De quoi s'agit-il ? un truc très simple, le choc consistant, après des années vécues sur un marché de l'emploi contingenté, risqué, si "protecteur" qu'il inhibe même les meilleurs face au changement, à se retrouver expatrié sur un marché d'emploi qui vous sollicite pour des progressions de carrière et de rémunération plus que jamais inconnues en Europe et tout particulièrement en France.
Quels sont les symptômes, les risques pour l'entreprise et le salarié selon son statut, comment s'y prendre pour en retirer le meilleur :
1 - On pose l'hypothèse que vous avez conclu avec vos collaborateurs internationaux, quel que soit leur statut, un contrat (d'expatriation, local), un avenant (détachement) et que les questions sur le statut, le contrat de travail, la protection sociale et la fiscalité ont été réglées au bénéfice de tous au moment du départ à l'étranger.
2 - Cet accord comporte encore fréquemment une clause de non-concurrence, d'exclusivité, voire de "pénalisation économique" quant aux aides éventuellement accordées à l'installation et au cours des premiers semestres à l'étranger dans l'hypothèse d'une démission ou d'un licenciement pour faute grave ou lourde.
3 - Ca se complique à la découverte d'un marché d'emploi local beaucoup plus vivace que le marché ... français dont la perception globale pour le Nième mois, puis trimestre, puis ... est celle d'une détérioration de la situation de l'emploi, symbolisée par l'augmentation des "demandeurs d'emploi de catégorie A".
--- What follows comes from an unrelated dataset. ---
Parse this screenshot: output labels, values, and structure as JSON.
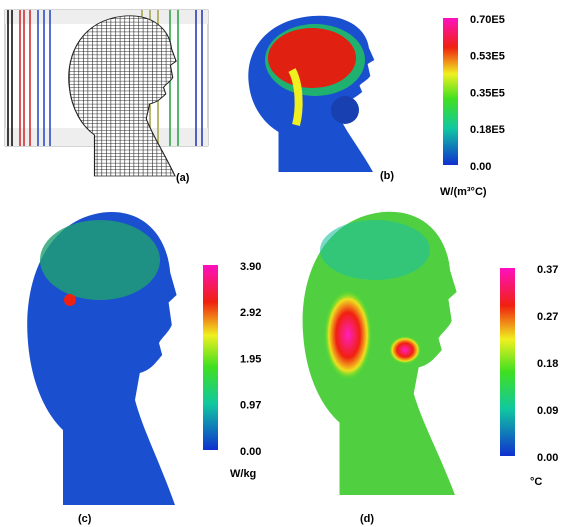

Or le passage d'un marché chroniquement malade (France) à un marché structurellement excédentaire exerce un attrait que la plupart des expatriés et leurs employeurs locaux ou français (détachement) n'anticipent toujours pas, désaccoutumés qu'ils sont d'un tel fonctionnement.
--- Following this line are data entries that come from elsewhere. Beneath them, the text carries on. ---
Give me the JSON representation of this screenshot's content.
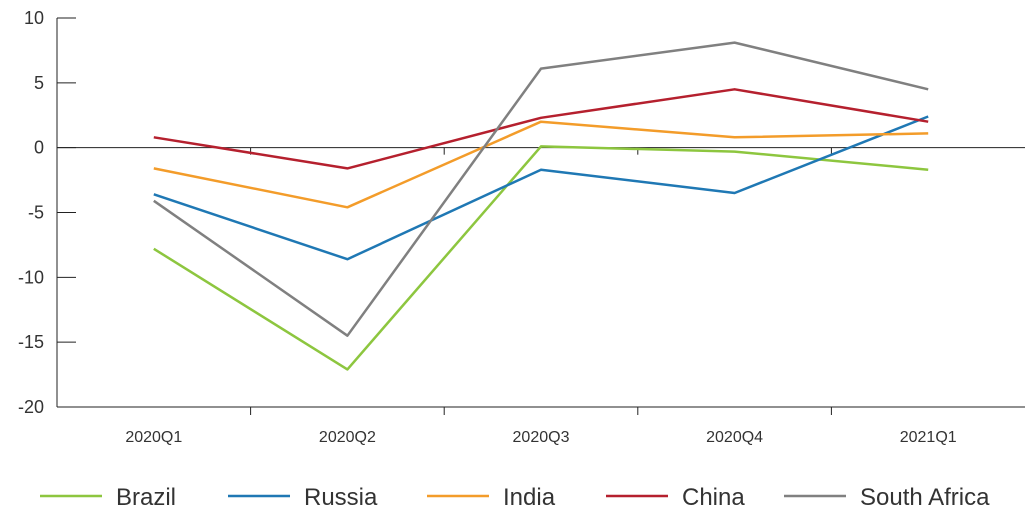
{
  "chart_data": {
    "type": "line",
    "categories": [
      "2020Q1",
      "2020Q2",
      "2020Q3",
      "2020Q4",
      "2021Q1"
    ],
    "ylim": [
      -20,
      10
    ],
    "yticks": [
      "10",
      "5",
      "0",
      "-5",
      "-10",
      "-15",
      "-20"
    ],
    "grid": false,
    "legend_position": "bottom",
    "series": [
      {
        "name": "Brazil",
        "color": "#8dc63f",
        "values": [
          -7.8,
          -17.1,
          0.1,
          -0.3,
          -1.7
        ]
      },
      {
        "name": "Russia",
        "color": "#1f78b4",
        "values": [
          -3.6,
          -8.6,
          -1.7,
          -3.5,
          2.4
        ]
      },
      {
        "name": "India",
        "color": "#f39c2a",
        "values": [
          -1.6,
          -4.6,
          2.0,
          0.8,
          1.1
        ]
      },
      {
        "name": "China",
        "color": "#b5202e",
        "values": [
          0.8,
          -1.6,
          2.3,
          4.5,
          2.0
        ]
      },
      {
        "name": "South Africa",
        "color": "#808080",
        "values": [
          -4.1,
          -14.5,
          6.1,
          8.1,
          4.5
        ]
      }
    ]
  }
}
Il en résulte des comportement aberrants parce que préjudiciables aux deux parties :
4 - Du côté des entreprises, c'est le volet "répressif", clause de non-concurrence et/ou clause dite de pénalisation économique qui est censé assurer l'employeur de la fidélité du salarié
5 - Du côté du salarié, c'est nouveau et tenant parfois quelques semaines après son arrivée à ... Singapour de se voir proposer un changement d'entreprise et de fonctions assortis d'un "Welcome Bonus" et/ou d'une augmentation de salaire de l'ordre de 20%.
Et ce volet répressif quasi-standard de ne pas fonctionner de manière satisfaisante, ni de manière dissuasive, ni en cas d'application dans des juridictions dans lesquelles les coûts, habitudes et processus d'intervention contentieux sont élevés et à apprendre, et la culture fréquemment bien plus libérale au nom de la liberté d'emploi (notion qui progresse également en France dans le contexte actuel, a fortiori lorsque des "clauses dissuasives de mobilité" sont rédigées de manière trop pingre).
Mais le salarié, qui l'oublie parfois, tout à son bonheur de susciter un pareil désir, n'a in fine aucun intérêt à multiplier les "sauts de puce" d'une entreprise à une autre. La négociation d'un poste au retour en France nécessitera de se situer dans le "marché" français, et non pas 50% plus haut. La plupart des salariés n'éprouvent aucun problème à "oublier" une partie de leur sursalaire local, certes la mort dans l'âme, en revanche, il devient très pénible de vivre sans. Ce qui était un facteur de crédibilité notamment dans le sud-est asiatique devient un handicap compétitif de retour en France.
Et du côté entreprise française ? Pas de "One best way",la DRH, justement embolisée par la part française de ses fonctions, n'aura pas nécessairement pris la mesure du danger de cette mobilité de chasseur de primes (pas uniquement) d'autant qu'il est d'une nature et d'un degré différents selon le pays de destination.
Il est donc nécessaire, possible et souhaitable de retenir les expatriés hauts-potentiels ou non, les détachés, et même certains anciens salariés localisés à la faveur de leur mobilité par des dispositions beaucoup plus managériales (il en existe et leur mise en oeuvre valorise tant l'entreprise que son salarié) et non plus exclusivement légales et/ou réglementaires, dont l'effet résiste à tout sauf ... à la tentation.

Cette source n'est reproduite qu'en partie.